02 August 2018, The Tablet

Ethiopia-Eritrea peace deal could help curb migrants’ exodus


 

Bishop Giorgio Bertin of Djibouti, who is also the Apostolic Administrator of Mogadishu, has said that last month’s Ethiopia-Eritrean peace agreement may help cut a key arms supply route into Somalia, where an Islamist militant group is fighting to install a government.

Abiy Ahmed, the Ethiopian Prime Minister, and Isaias Afwerki, the Eritrean President, signed the agreement on 9 July in Asmara, the Eritrean capital, ending one of Africa’s longest-running conflicts.

Afwerki has used the pretext of the war to run an authoritarian regime under whose watch Christians have been arrested and murdered on suspicion of spying for the West. Afwerki has been accused also of arming and funding al-Shabaab, the Somalia-based al-Qaeda affiliate in East Africa.

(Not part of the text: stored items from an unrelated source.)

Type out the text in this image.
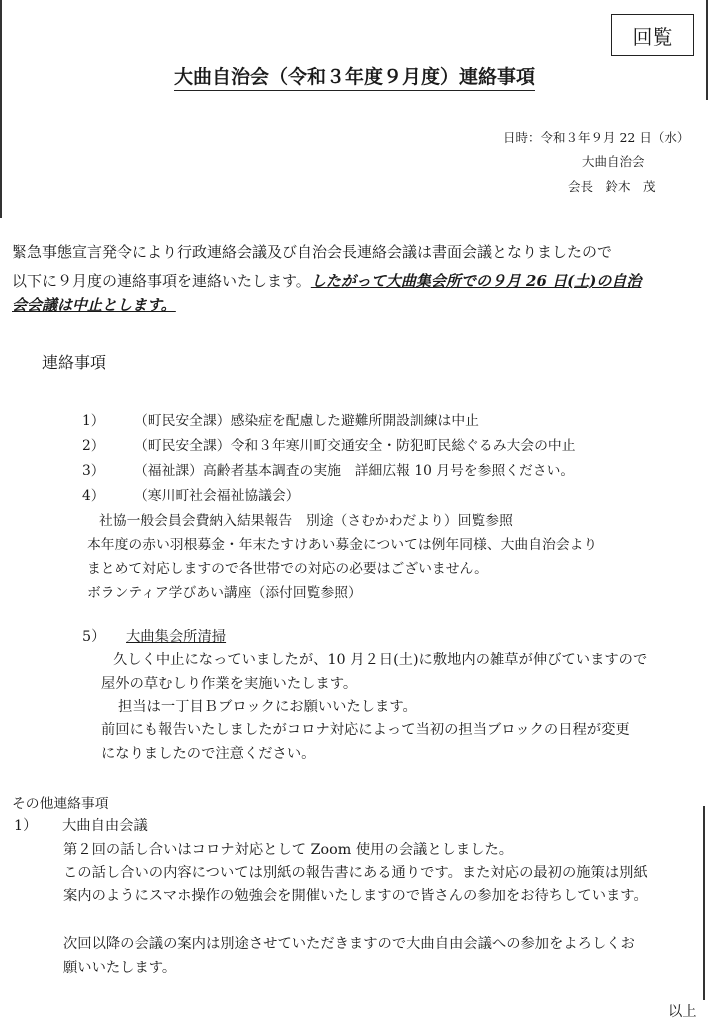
回覧
大曲自治会（令和３年度９月度）連絡事項
日時：令和３年９月 22 日（水）
大曲自治会
会長　鈴木　茂
緊急事態宣言発令により行政連絡会議及び自治会長連絡会議は書面会議となりましたので
以下に９月度の連絡事項を連絡いたします。したがって大曲集会所での９月 26 日(土)の自治
会会議は中止とします。
連絡事項
1） （町民安全課）感染症を配慮した避難所開設訓練は中止
2） （町民安全課）令和３年寒川町交通安全・防犯町民総ぐるみ大会の中止
3） （福祉課）高齢者基本調査の実施　詳細広報 10 月号を参照ください。
4） （寒川町社会福祉協議会）
社協一般会員会費納入結果報告　別途（さむかわだより）回覧参照
本年度の赤い羽根募金・年末たすけあい募金については例年同様、大曲自治会より
まとめて対応しますので各世帯での対応の必要はございません。
ボランティア学びあい講座（添付回覧参照）
5） 大曲集会所清掃
久しく中止になっていましたが、10 月２日(土)に敷地内の雑草が伸びていますので
屋外の草むしり作業を実施いたします。
担当は一丁目Ｂブロックにお願いいたします。
前回にも報告いたしましたがコロナ対応によって当初の担当ブロックの日程が変更
になりましたので注意ください。
その他連絡事項
1） 大曲自由会議
第２回の話し合いはコロナ対応として Zoom 使用の会議としました。
この話し合いの内容については別紙の報告書にある通りです。また対応の最初の施策は別紙
案内のようにスマホ操作の勉強会を開催いたしますので皆さんの参加をお待ちしています。
次回以降の会議の案内は別途させていただきますので大曲自由会議への参加をよろしくお
願いいたします。
以上
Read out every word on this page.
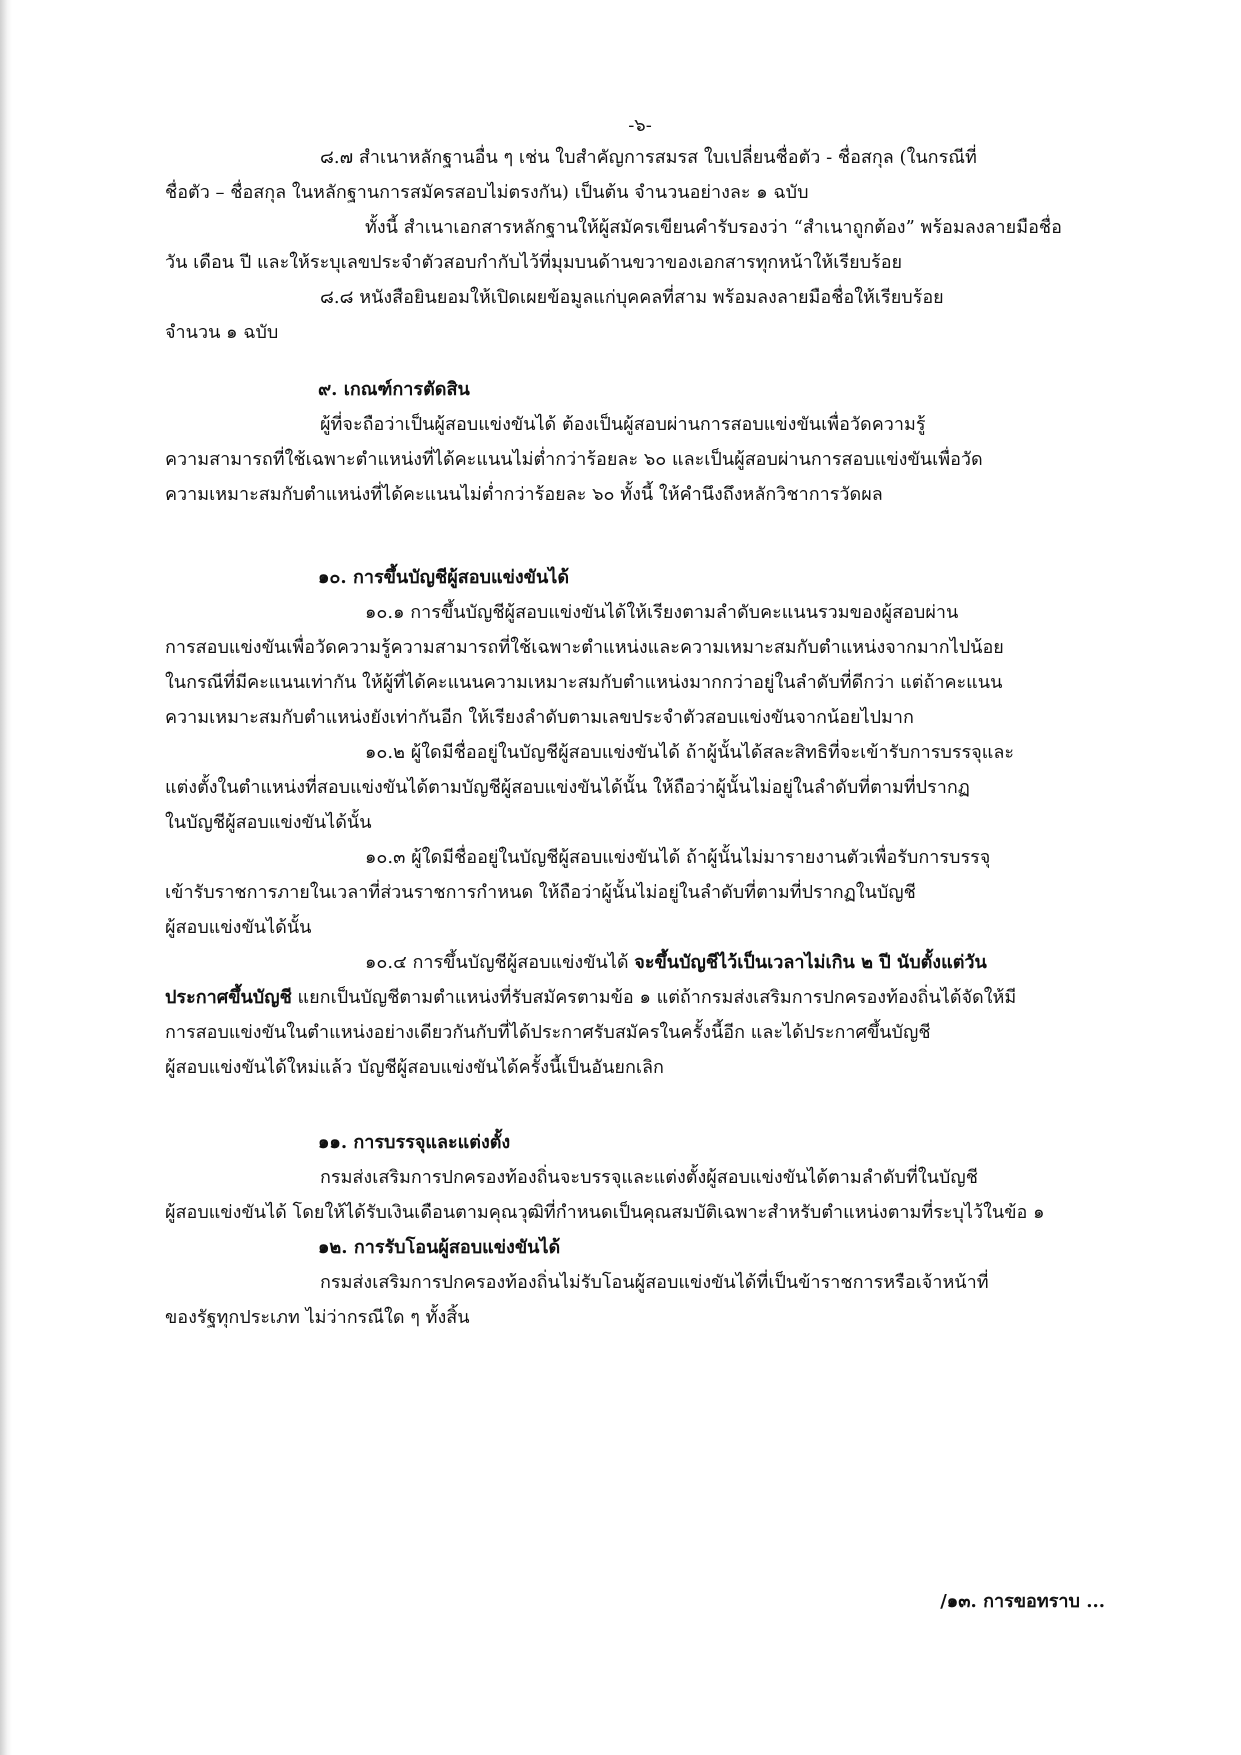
-๖-
๘.๗ สำเนาหลักฐานอื่น ๆ เช่น ใบสำคัญการสมรส ใบเปลี่ยนชื่อตัว - ชื่อสกุล (ในกรณีที่
ชื่อตัว – ชื่อสกุล ในหลักฐานการสมัครสอบไม่ตรงกัน) เป็นต้น จำนวนอย่างละ ๑ ฉบับ
ทั้งนี้ สำเนาเอกสารหลักฐานให้ผู้สมัครเขียนคำรับรองว่า “สำเนาถูกต้อง” พร้อมลงลายมือชื่อ
วัน เดือน ปี และให้ระบุเลขประจำตัวสอบกำกับไว้ที่มุมบนด้านขวาของเอกสารทุกหน้าให้เรียบร้อย
๘.๘ หนังสือยินยอมให้เปิดเผยข้อมูลแก่บุคคลที่สาม พร้อมลงลายมือชื่อให้เรียบร้อย
จำนวน ๑ ฉบับ
๙. เกณฑ์การตัดสิน
ผู้ที่จะถือว่าเป็นผู้สอบแข่งขันได้ ต้องเป็นผู้สอบผ่านการสอบแข่งขันเพื่อวัดความรู้
ความสามารถที่ใช้เฉพาะตำแหน่งที่ได้คะแนนไม่ต่ำกว่าร้อยละ ๖๐ และเป็นผู้สอบผ่านการสอบแข่งขันเพื่อวัด
ความเหมาะสมกับตำแหน่งที่ได้คะแนนไม่ต่ำกว่าร้อยละ ๖๐ ทั้งนี้ ให้คำนึงถึงหลักวิชาการวัดผล
๑๐. การขึ้นบัญชีผู้สอบแข่งขันได้
๑๐.๑ การขึ้นบัญชีผู้สอบแข่งขันได้ให้เรียงตามลำดับคะแนนรวมของผู้สอบผ่าน
การสอบแข่งขันเพื่อวัดความรู้ความสามารถที่ใช้เฉพาะตำแหน่งและความเหมาะสมกับตำแหน่งจากมากไปน้อย
ในกรณีที่มีคะแนนเท่ากัน ให้ผู้ที่ได้คะแนนความเหมาะสมกับตำแหน่งมากกว่าอยู่ในลำดับที่ดีกว่า แต่ถ้าคะแนน
ความเหมาะสมกับตำแหน่งยังเท่ากันอีก ให้เรียงลำดับตามเลขประจำตัวสอบแข่งขันจากน้อยไปมาก
๑๐.๒ ผู้ใดมีชื่ออยู่ในบัญชีผู้สอบแข่งขันได้ ถ้าผู้นั้นได้สละสิทธิที่จะเข้ารับการบรรจุและ
แต่งตั้งในตำแหน่งที่สอบแข่งขันได้ตามบัญชีผู้สอบแข่งขันได้นั้น ให้ถือว่าผู้นั้นไม่อยู่ในลำดับที่ตามที่ปรากฏ
ในบัญชีผู้สอบแข่งขันได้นั้น
๑๐.๓ ผู้ใดมีชื่ออยู่ในบัญชีผู้สอบแข่งขันได้ ถ้าผู้นั้นไม่มารายงานตัวเพื่อรับการบรรจุ
เข้ารับราชการภายในเวลาที่ส่วนราชการกำหนด ให้ถือว่าผู้นั้นไม่อยู่ในลำดับที่ตามที่ปรากฏในบัญชี
ผู้สอบแข่งขันได้นั้น
๑๐.๔ การขึ้นบัญชีผู้สอบแข่งขันได้ จะขึ้นบัญชีไว้เป็นเวลาไม่เกิน ๒ ปี นับตั้งแต่วัน
ประกาศขึ้นบัญชี แยกเป็นบัญชีตามตำแหน่งที่รับสมัครตามข้อ ๑ แต่ถ้ากรมส่งเสริมการปกครองท้องถิ่นได้จัดให้มี
การสอบแข่งขันในตำแหน่งอย่างเดียวกันกับที่ได้ประกาศรับสมัครในครั้งนี้อีก และได้ประกาศขึ้นบัญชี
ผู้สอบแข่งขันได้ใหม่แล้ว บัญชีผู้สอบแข่งขันได้ครั้งนี้เป็นอันยกเลิก
๑๑. การบรรจุและแต่งตั้ง
กรมส่งเสริมการปกครองท้องถิ่นจะบรรจุและแต่งตั้งผู้สอบแข่งขันได้ตามลำดับที่ในบัญชี
ผู้สอบแข่งขันได้ โดยให้ได้รับเงินเดือนตามคุณวุฒิที่กำหนดเป็นคุณสมบัติเฉพาะสำหรับตำแหน่งตามที่ระบุไว้ในข้อ ๑
๑๒. การรับโอนผู้สอบแข่งขันได้
กรมส่งเสริมการปกครองท้องถิ่นไม่รับโอนผู้สอบแข่งขันได้ที่เป็นข้าราชการหรือเจ้าหน้าที่
ของรัฐทุกประเภท ไม่ว่ากรณีใด ๆ ทั้งสิ้น
/๑๓. การขอทราบ ...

“Up to now, it seems that Eritrea was supporting those who were against the presence of Ethiopia in Somalia,” Bishop Bertin told The Tablet. Ethiopia is a major contributor to the African Union peacekeeping force in Somalia.

Military conscription and poverty have driven many young Eritreans to follow dangerous migration routes through the Sahara and across the Mediterranean to seek asylum in Europe.

At the peak of the migration wave in 2015, Eritrea was producing more migrants than any other country, apart from Syria and Afghanistan. “The new relations… should open the political situation in Eritrea, probably with more freedom and less military service. Thus, there will be no need to leave their country,” said Bertin.

Luxembourg’s Archbishop, Jean-Claude Hollerich, president of the European Union bishops’ conference COMECE, has called for a Marshall Plan for Africa to help countries curtail migration.

“The people who suffer the most are those who don’t get to Europe because they don’t have the money,” Hollerich said.

“We have to work for a Marshall Plan for Africa … the West should implement an Africa policy that matches its rhetoric.”